World first: brain implant lets man speak with expression and sing almost instantly, according to a study of a 45-year-old man with severe speech disability

A man with a severe speech disability is able to speak expressively and sing using a brain implant that translates his neural activity into words almost instantly. The device conveys changes of tone when he asks questions, emphasizes the words of his choice and allows him to hum a string of notes in three pitches.

“This is the holy grail in speech BCIs,” says Christian Herff, a computational neuroscientist at Maastricht University, the Netherlands, who was not involved in the study. This is real, continuous speech.

The study participant, a 45-year-old man, lost his ability to speak clearly after developing amyotrophic lateral sclerosis, a form of motor neuron disease, which damages the nerves that control muscle movements, including those needed for speech. Although he could still make sounds and mouth words, his speech was slow and unclear.

Source: World first: brain implant lets man speak with expression ― and sing

The Effect of Neural Activity and Biosignal on Speech Synthesis. An Empirical Study of Human Listening and Acoustic Contamination

“We don’t always use words to communicate what we want. We have interjections.

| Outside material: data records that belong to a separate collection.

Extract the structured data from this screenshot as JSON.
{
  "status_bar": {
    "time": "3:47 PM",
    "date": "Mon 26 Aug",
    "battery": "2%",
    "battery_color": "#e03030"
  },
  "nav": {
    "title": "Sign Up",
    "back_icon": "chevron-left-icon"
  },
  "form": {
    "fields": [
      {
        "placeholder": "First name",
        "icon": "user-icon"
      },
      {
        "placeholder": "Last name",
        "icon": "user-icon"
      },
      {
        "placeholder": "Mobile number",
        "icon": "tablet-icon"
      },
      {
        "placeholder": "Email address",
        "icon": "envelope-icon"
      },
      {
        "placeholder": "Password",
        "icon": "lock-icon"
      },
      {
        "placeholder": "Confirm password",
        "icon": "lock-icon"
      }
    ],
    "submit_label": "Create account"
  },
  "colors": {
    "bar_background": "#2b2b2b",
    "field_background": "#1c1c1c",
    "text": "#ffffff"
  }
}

We have other expressive vocalizations that are not in the vocabulary,” explains Wairagkar. “In order to do that, we have adopted this approach, which is completely unrestricted.”

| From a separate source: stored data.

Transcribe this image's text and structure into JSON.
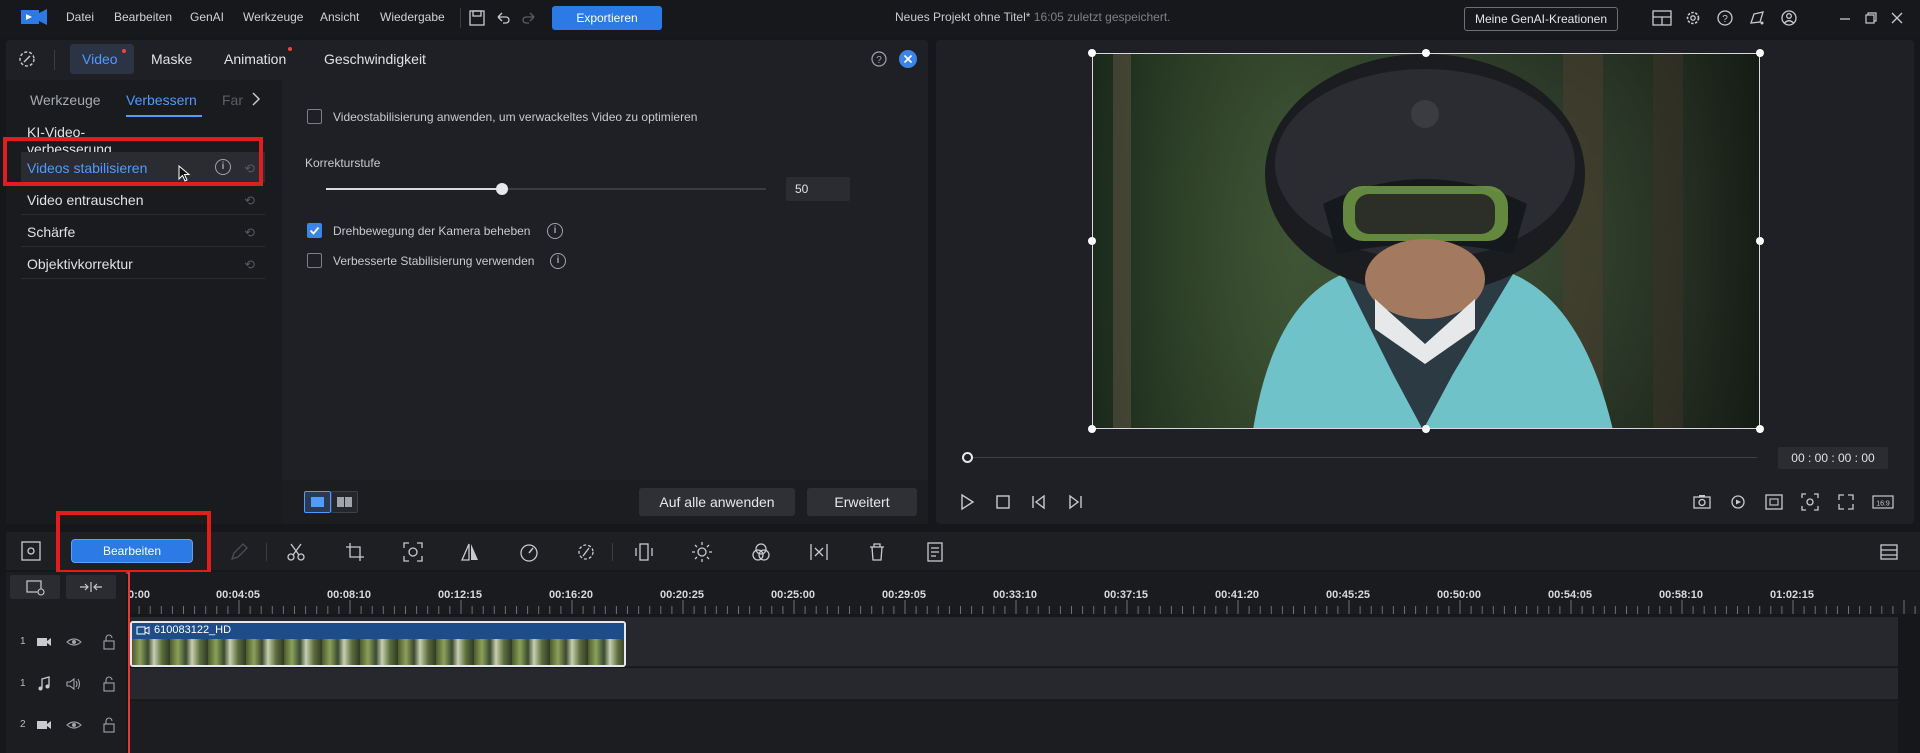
{
  "menu": [
    "Datei",
    "Bearbeiten",
    "GenAI",
    "Werkzeuge",
    "Ansicht",
    "Wiedergabe"
  ],
  "export_label": "Exportieren",
  "project": {
    "title": "Neues Projekt ohne Titel*",
    "saved": "16:05 zuletzt gespeichert."
  },
  "genai_button": "Meine GenAI-Kreationen",
  "tabs": {
    "video": "Video",
    "mask": "Maske",
    "animation": "Animation",
    "speed": "Geschwindigkeit"
  },
  "subtabs": {
    "tools": "Werkzeuge",
    "improve": "Verbessern",
    "color": "Far"
  },
  "sidebar": {
    "items": [
      {
        "label": "KI-Video-verbesserung"
      },
      {
        "label": "Videos stabilisieren"
      },
      {
        "label": "Video entrauschen"
      },
      {
        "label": "Schärfe"
      },
      {
        "label": "Objektivkorrektur"
      }
    ]
  },
  "settings": {
    "apply_stabilization": "Videostabilisierung anwenden, um verwackeltes Video zu optimieren",
    "correction_label": "Korrekturstufe",
    "correction_value": "50",
    "correction_level": 0.4,
    "fix_rotation": "Drehbewegung der Kamera beheben",
    "improved_stabilization": "Verbesserte Stabilisierung verwenden"
  },
  "buttons": {
    "apply_all": "Auf alle anwenden",
    "advanced": "Erweitert",
    "edit": "Bearbeiten"
  },
  "preview": {
    "timecode": "00 : 00 : 00 : 00"
  },
  "timeline": {
    "ruler": [
      "0:00",
      "00:04:05",
      "00:08:10",
      "00:12:15",
      "00:16:20",
      "00:20:25",
      "00:25:00",
      "00:29:05",
      "00:33:10",
      "00:37:15",
      "00:41:20",
      "00:45:25",
      "00:50:00",
      "00:54:05",
      "00:58:10",
      "01:02:15"
    ],
    "tracks": [
      {
        "num": "1",
        "type": "video"
      },
      {
        "num": "1",
        "type": "audio"
      },
      {
        "num": "2",
        "type": "video"
      }
    ],
    "clip_name": "610083122_HD"
  },
  "colors": {
    "accent": "#2b7ae6",
    "highlight": "#e01e1e"
  }
}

The team also personalized the synthetic voice to sound like the man’s own, by training AI algorithms on recordings of interviews he had done before the onset of his disease.

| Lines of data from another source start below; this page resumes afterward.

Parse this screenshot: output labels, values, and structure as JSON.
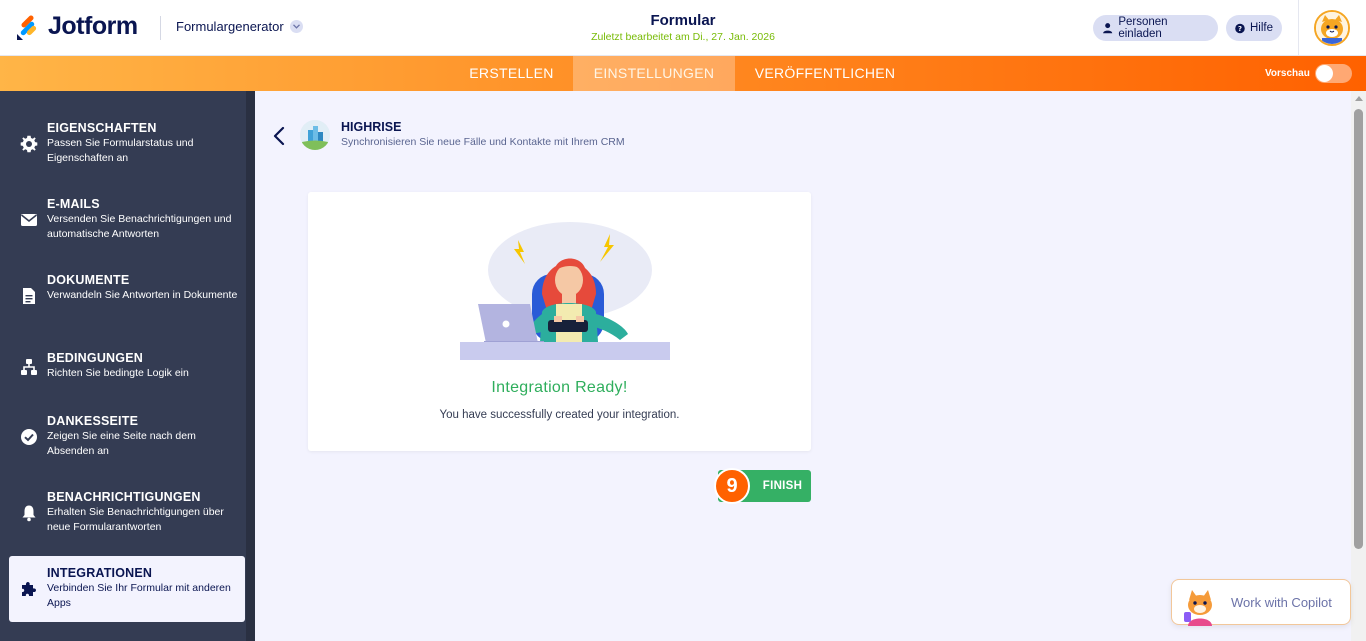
{
  "header": {
    "brand": "Jotform",
    "builder_label": "Formulargenerator",
    "form_title": "Formular",
    "last_edited": "Zuletzt bearbeitet am Di., 27. Jan. 2026",
    "invite_label": "Personen einladen",
    "help_label": "Hilfe"
  },
  "nav": {
    "tabs": [
      {
        "label": "ERSTELLEN",
        "active": false
      },
      {
        "label": "EINSTELLUNGEN",
        "active": true
      },
      {
        "label": "VERÖFFENTLICHEN",
        "active": false
      }
    ],
    "preview_label": "Vorschau",
    "preview_on": false
  },
  "sidebar": {
    "items": [
      {
        "title": "EIGENSCHAFTEN",
        "desc": "Passen Sie Formularstatus und Eigenschaften an",
        "icon": "gear-icon"
      },
      {
        "title": "E-MAILS",
        "desc": "Versenden Sie Benachrichtigungen und automatische Antworten",
        "icon": "envelope-icon"
      },
      {
        "title": "DOKUMENTE",
        "desc": "Verwandeln Sie Antworten in Dokumente",
        "icon": "document-icon"
      },
      {
        "title": "BEDINGUNGEN",
        "desc": "Richten Sie bedingte Logik ein",
        "icon": "sitemap-icon"
      },
      {
        "title": "DANKESSEITE",
        "desc": "Zeigen Sie eine Seite nach dem Absenden an",
        "icon": "check-circle-icon"
      },
      {
        "title": "BENACHRICHTIGUNGEN",
        "desc": "Erhalten Sie Benachrichtigungen über neue Formularantworten",
        "icon": "bell-icon"
      },
      {
        "title": "INTEGRATIONEN",
        "desc": "Verbinden Sie Ihr Formular mit anderen Apps",
        "icon": "puzzle-icon",
        "active": true
      }
    ]
  },
  "integration": {
    "name": "HIGHRISE",
    "description": "Synchronisieren Sie neue Fälle und Kontakte mit Ihrem CRM"
  },
  "result": {
    "title": "Integration Ready!",
    "message": "You have successfully created your integration.",
    "finish_label": "FINISH",
    "step_number": "9"
  },
  "copilot": {
    "label": "Work with Copilot"
  },
  "colors": {
    "accent_orange": "#ff6100",
    "success_green": "#35b065",
    "sidebar_bg": "#343c53",
    "navy": "#0a1551",
    "edited_green": "#78bb07"
  }
}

Three example trials have an audio recording, a sound recording, and a sound recording with two neural electrodes. There are some examples for three types of speech tasks. Even the top two most correlated neural electrodes cannot be observed with the regularity that the audio spectrogram can. Speech preparation can be preceded by an increase in neural activity and arguments against acoustic pollution can be made. The last word of the emphasis example, which is not fully vocalized, has an increase in neural activity that is similar to other words. Contamination matrices and statistical criteria are shown in the bottom row, where P-value indicates whether the trial is significantly acoustically contaminated or not. b. An example trial of speech with simultaneous recording of neural signals and bio signals using a microphone and IMU sensors. Three biosignals were used to train independent decoders to synthesise speech. c. Speech could not be made from biosignals measuring movements and sound. (Left) Cross-validated Pearson correlation coefficients (mean ± s.d.) (compared to target speech) of speech synthesized using neural signals, each of the biosignals, and all biosignals together. Neural activity is far more accurate for decoding speech than for reconstructing it. (Right) Distribution of Pearson correlation coefficients of speech decoding from biosignals and neural signals are mostly non-overlapping, indicating that synthesis quality from biosignals is much lower than that of neural signals. d. To assess the intelligibility of voice synthesis from neural activity and biosignals (stethoscopic mic decoder), naive human listeners performed open transcription of (the same) 30 synthesized trials using both the decoders. Median phoneme error rates and word error rates for neural decoding were significantly lower (43.60%) than decoding stethoscope recordings, which had word error rate of 100%. This indicates that intelligible speech cannot be decoded from these non-neural biosignals.